Один протянул ей ладонь, и сестра заметила, что на правой руке не было вовсе пальцев.

— Ты раненый? — спросила сестра. Раненый сконфузился.

— Нет.

— Да, как же. А пальцы-то где?

— Это я так, — и смутился еще больше. Тут стали товарищи сзади него говорить:

— Чего пужаешься… Расскажи… Сестра ведь… Худого ничего нет…

Стал он рассказывать.

— Как взяли в плен, послали меня на завод, поставили угольев в печь подкидать. Работа нетрудная. Я молодой и сильный был. Подкидываю его день, подкидываю другой и стал задумываться, а что на этом заводе делают? Можно ли мне на нем работать? А не делаю ли я чего против присяги? И узнал: пули на союзников точат. Тогда я пришел и сказал: "Работать больше не буду. Это против присяги, а против присяги я не пойду". Стали меня подвешивать, так мучили, что кровь пошла из шеи и носа. Отправили меня в больницу, подлечили и опять на завод. Ну, я думаю, не выдержу, больно пытка тяжела. Ослабел я совсем. А не выдержу, стану работать — душу свою загублю. Иду, и тоска во мне сидит страшная. Самому на себя смотреть тошно. И как проходил двором, словно меня что-то толкнуло. Гляжу, топор лежит на чурбане возле дров. Стража отстала, один я почти был. Подошел я, перекрестился, взял топор в левую руку, правую положил на чурбан. И — за Веру, Царя и Отечество, отхватил все пальцы. Теперь не стану работать. Меня отправили в госпиталь, залечили руку и послали сюда, чем могу, одной рукой помогаю.
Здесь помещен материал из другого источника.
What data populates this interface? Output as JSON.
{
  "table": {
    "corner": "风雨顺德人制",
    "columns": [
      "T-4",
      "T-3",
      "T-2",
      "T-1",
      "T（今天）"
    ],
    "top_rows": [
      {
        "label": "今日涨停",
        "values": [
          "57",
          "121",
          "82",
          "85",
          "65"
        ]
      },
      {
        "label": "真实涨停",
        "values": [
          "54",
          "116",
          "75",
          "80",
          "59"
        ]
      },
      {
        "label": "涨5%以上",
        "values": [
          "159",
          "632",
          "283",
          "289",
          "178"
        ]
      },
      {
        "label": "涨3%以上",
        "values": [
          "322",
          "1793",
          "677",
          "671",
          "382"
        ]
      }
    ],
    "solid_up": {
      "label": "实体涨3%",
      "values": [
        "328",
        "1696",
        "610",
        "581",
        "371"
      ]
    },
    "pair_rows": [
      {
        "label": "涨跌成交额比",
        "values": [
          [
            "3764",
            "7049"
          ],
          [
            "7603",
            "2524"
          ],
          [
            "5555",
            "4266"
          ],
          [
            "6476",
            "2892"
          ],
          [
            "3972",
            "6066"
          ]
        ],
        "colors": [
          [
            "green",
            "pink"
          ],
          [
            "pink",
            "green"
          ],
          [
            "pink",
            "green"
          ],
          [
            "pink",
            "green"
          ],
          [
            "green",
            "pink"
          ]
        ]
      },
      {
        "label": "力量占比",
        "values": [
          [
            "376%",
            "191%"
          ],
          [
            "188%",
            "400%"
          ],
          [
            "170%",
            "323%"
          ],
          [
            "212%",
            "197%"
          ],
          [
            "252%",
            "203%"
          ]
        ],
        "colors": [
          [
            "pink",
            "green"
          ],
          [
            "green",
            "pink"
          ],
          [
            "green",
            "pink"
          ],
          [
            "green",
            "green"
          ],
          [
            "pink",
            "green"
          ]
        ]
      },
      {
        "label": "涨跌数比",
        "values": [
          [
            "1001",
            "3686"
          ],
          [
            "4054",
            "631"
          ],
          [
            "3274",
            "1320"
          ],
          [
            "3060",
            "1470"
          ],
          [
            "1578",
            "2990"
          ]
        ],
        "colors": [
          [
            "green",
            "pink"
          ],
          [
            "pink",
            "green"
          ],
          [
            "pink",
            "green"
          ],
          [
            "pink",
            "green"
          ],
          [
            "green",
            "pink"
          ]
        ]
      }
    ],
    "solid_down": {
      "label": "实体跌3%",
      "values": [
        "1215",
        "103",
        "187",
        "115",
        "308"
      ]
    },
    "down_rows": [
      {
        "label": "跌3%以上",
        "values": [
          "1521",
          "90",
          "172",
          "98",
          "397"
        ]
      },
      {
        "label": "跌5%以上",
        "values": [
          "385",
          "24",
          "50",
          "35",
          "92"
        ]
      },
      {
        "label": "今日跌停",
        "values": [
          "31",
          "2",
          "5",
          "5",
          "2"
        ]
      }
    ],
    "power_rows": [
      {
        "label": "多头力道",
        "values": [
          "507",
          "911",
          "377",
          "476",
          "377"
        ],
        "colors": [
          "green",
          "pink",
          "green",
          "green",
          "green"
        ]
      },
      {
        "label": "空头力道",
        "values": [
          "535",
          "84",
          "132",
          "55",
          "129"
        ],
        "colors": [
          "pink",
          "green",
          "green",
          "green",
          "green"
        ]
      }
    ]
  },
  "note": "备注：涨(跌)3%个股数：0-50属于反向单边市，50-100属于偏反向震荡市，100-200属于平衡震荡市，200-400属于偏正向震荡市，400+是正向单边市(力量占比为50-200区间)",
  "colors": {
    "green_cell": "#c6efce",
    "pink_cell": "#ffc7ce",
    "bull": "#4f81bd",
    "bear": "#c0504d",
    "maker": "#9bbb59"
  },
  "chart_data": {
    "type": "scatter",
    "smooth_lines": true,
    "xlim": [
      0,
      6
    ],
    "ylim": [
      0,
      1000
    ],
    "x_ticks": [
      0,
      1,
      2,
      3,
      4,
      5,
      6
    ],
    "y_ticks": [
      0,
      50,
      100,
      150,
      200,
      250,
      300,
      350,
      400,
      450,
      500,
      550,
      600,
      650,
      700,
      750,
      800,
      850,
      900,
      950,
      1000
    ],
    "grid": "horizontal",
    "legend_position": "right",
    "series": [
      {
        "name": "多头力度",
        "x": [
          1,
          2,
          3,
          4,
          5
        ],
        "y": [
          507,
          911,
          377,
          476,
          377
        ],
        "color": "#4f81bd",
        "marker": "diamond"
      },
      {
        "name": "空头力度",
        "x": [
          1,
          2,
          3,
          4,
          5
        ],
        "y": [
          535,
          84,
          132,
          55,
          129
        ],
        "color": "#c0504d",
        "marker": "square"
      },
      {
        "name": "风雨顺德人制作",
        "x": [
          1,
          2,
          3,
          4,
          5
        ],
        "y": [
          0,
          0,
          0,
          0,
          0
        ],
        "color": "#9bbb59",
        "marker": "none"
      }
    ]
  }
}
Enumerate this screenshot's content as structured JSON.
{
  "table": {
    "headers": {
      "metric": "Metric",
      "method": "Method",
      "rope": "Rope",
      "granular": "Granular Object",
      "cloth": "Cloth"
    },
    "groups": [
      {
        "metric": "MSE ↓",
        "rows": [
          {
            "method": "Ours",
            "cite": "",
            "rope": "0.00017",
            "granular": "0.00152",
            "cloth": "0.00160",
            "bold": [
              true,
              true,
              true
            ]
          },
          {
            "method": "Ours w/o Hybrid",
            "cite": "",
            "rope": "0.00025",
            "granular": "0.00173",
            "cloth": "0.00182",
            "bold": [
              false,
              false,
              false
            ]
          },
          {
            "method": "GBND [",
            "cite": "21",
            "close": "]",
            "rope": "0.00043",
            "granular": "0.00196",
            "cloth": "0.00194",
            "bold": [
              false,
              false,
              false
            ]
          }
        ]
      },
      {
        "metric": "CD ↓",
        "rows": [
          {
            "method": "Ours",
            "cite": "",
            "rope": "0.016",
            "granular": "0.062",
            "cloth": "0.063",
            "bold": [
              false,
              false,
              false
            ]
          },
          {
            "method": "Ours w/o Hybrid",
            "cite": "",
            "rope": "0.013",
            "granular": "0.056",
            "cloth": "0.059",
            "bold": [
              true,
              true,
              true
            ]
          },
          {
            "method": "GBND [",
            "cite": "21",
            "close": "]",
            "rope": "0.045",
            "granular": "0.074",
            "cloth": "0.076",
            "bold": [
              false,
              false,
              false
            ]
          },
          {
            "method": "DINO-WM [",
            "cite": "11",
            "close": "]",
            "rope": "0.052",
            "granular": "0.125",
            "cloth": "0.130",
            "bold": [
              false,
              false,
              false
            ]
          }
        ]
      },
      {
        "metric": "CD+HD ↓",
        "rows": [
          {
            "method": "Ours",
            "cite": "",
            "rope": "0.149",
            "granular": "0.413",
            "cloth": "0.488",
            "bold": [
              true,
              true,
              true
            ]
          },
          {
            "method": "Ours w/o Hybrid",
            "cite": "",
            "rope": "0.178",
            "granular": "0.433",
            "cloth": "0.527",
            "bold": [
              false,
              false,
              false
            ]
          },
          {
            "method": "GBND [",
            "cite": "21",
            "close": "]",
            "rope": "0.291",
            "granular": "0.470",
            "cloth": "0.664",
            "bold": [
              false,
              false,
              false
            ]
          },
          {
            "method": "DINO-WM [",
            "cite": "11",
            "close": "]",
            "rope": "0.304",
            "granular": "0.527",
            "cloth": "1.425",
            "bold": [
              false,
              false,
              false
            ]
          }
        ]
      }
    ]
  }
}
— Он, Петра-то, славный помощник, — раздались голоса. — Он и одной рукой, а за ним и двумя не угонишься.

Тиха и проста была исповедь веры и преданности, как тих был мягкий осенний вечер. Солнце зашло. Прозрачные надвигались сумерки.

* * *

Я спросил сестру:

— Вы посетили сотни лазаретов, лагерей и больниц. Вы видели десятки тысяч пленных, вы говорили им о Боге и Царе: Неужели ни разу не слыхали вы никакого протеста? Мы знаем, что среди военнопленных велась противорусская пропаганда австро-германским командованием, что с его разрешения туда были пущены украинские агенты Грушевского и слуги III Интернационала, который только что в Киентале и Циммервальде постановил, что поражение России в этой войне явилось бы благом для русского народа. Неужели их работа не имела никакого успеха, не оказала никакого влияния на эти сотни тысяч русских солдат?

Сестра задумалась.

— Да, — наконец сказала она, — я могу смело сказать, что все пленные были хорошо настроены, потому что на сотни тысяч посещенных мною пленных, я могу указать лишь два случая, где я была грубо прервана и оскорблена, когда начала говорить о Государе и Родине. В одном большом городе, в громадном госпитале, где в палате лежало несколько сот пленных и их, койки стояли вдоль и поперек, загромождая проходы, где всюду я видела забинтованные головы, ноги на оттяжках, руки на перевязках, я раздавала образки, присланные пленным Императрицей. Когда я передавала привет от России и Государыни и сказала, что Государыня болеет их скорбями и болями и посылает им свое материнское благословение — все, кто мог, встали и низко мне поклонились, но в это мгновение из дальнего угла палаты раздался исступленный, желчный, полный ненависти крик:

— Не надо нам ваших Царских образков и благословений. Лучше бы нас в России не мучали и кровь нашу не пили!

Все повернулись к кричавшему. Палата ахнула, как один человек, и притихла. Неподдельный ужас был на лицах раненых. В молчании я пошла вдоль коек, останавливалась у каждой, тихо говорила, давала образки. Мне пожимали руку, иные целовали и говорили: "Оставьте его… он сумасшедший… Он помешался от мук".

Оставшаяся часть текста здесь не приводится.